In the corner of Gov. Pascual and Goldendale Avenues, in Malabon, traffic screeched to a halt as gaggle of kids wearing spooky costumes knocked on private car windows, spoofed at motorists declaring ‘trick or treat’, oblivious to the danger of being squished over by moving vehicles. Some kids jumped at public jeepneys, one frailty hand dangling from the overhead handle while the other spreading wide open towards the passengers, relentlessly asking, begging, even demanding. Some passengers looked away ignoring the poor kids. But beyond the callous ones, others showed kindness, reached down to their pockets and purses and produced some change. Other kids swarmed pedestrians, chased and ganged them up for treats (or money) before they could cross the street, where in the other side different group of ghouls, goblins and kobolds await preying on their victims.
Two hours later, back in their house, Mikay excitedly emptied her pumpkin basket full of treats and some cash. “Inay, meron na akong pambili ng bagong damit sa Pasko.” (“Mom, now I have money to buy a new dress for Christmas.”) she said waving twenties and fifties in her hand.
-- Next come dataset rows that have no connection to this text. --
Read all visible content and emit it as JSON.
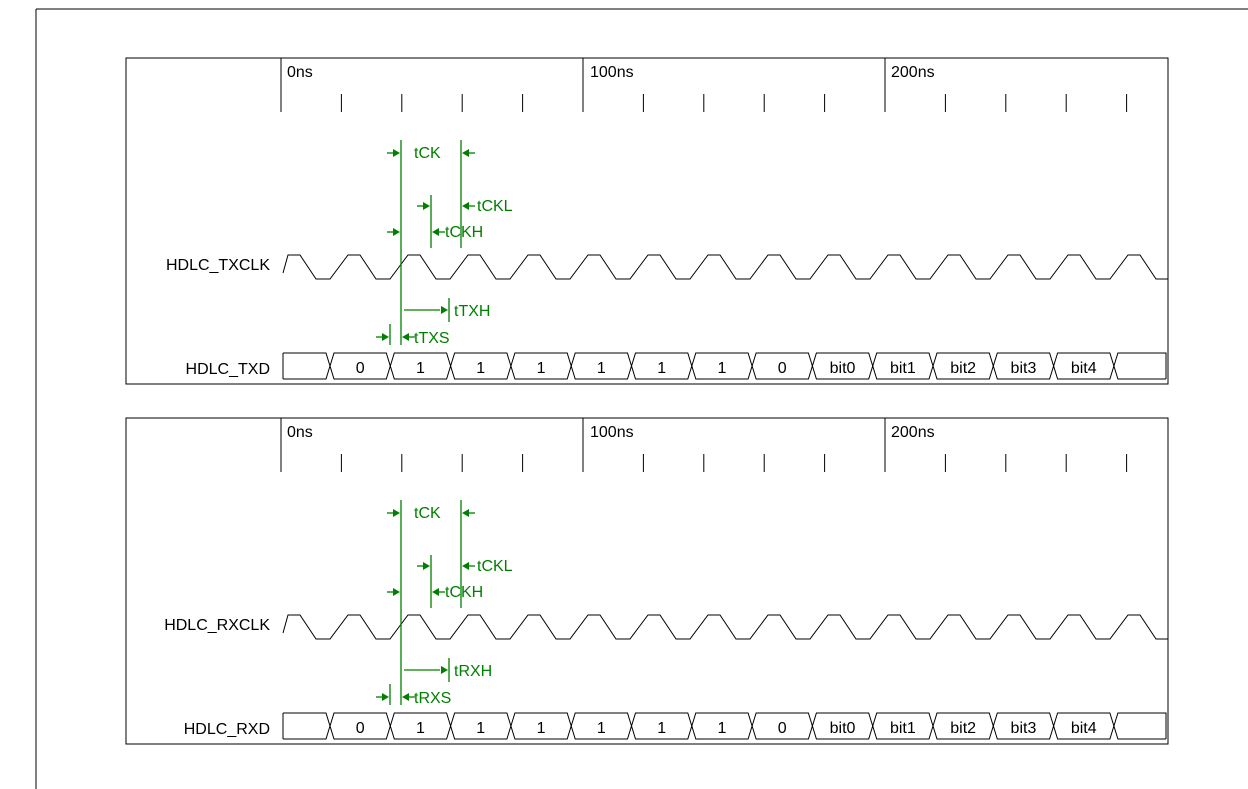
{
  "panels": [
    {
      "time_labels": [
        "0ns",
        "100ns",
        "200ns"
      ],
      "clock_signal": "HDLC_TXCLK",
      "data_signal": "HDLC_TXD",
      "data_segments": [
        "",
        "0",
        "1",
        "1",
        "1",
        "1",
        "1",
        "1",
        "0",
        "bit0",
        "bit1",
        "bit2",
        "bit3",
        "bit4",
        ""
      ],
      "annotations": {
        "period": "tCK",
        "low_time": "tCKL",
        "high_time": "tCKH",
        "hold": "tTXH",
        "setup": "tTXS"
      }
    },
    {
      "time_labels": [
        "0ns",
        "100ns",
        "200ns"
      ],
      "clock_signal": "HDLC_RXCLK",
      "data_signal": "HDLC_RXD",
      "data_segments": [
        "",
        "0",
        "1",
        "1",
        "1",
        "1",
        "1",
        "1",
        "0",
        "bit0",
        "bit1",
        "bit2",
        "bit3",
        "bit4",
        ""
      ],
      "annotations": {
        "period": "tCK",
        "low_time": "tCKL",
        "high_time": "tCKH",
        "hold": "tRXH",
        "setup": "tRXS"
      }
    }
  ],
  "colors": {
    "annotation": "#008000",
    "line": "#000000"
  }
}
There goes the story of Mikay, one of the many that came to life on the eve of Halloween in the Philippines. There are certainly many more identical stories but Mikay’s is sufficient to capture our imagination. Despite the children’s creative choice and effort in selecting and fabricating their costumes and the time they’ve spent painting their faces and bodies to make them scary trick-or-treaters, the event pointed ostensibly to the material aspect of Halloween. At such young age, Mikay consciously valued more her stash of money over her treats of candies.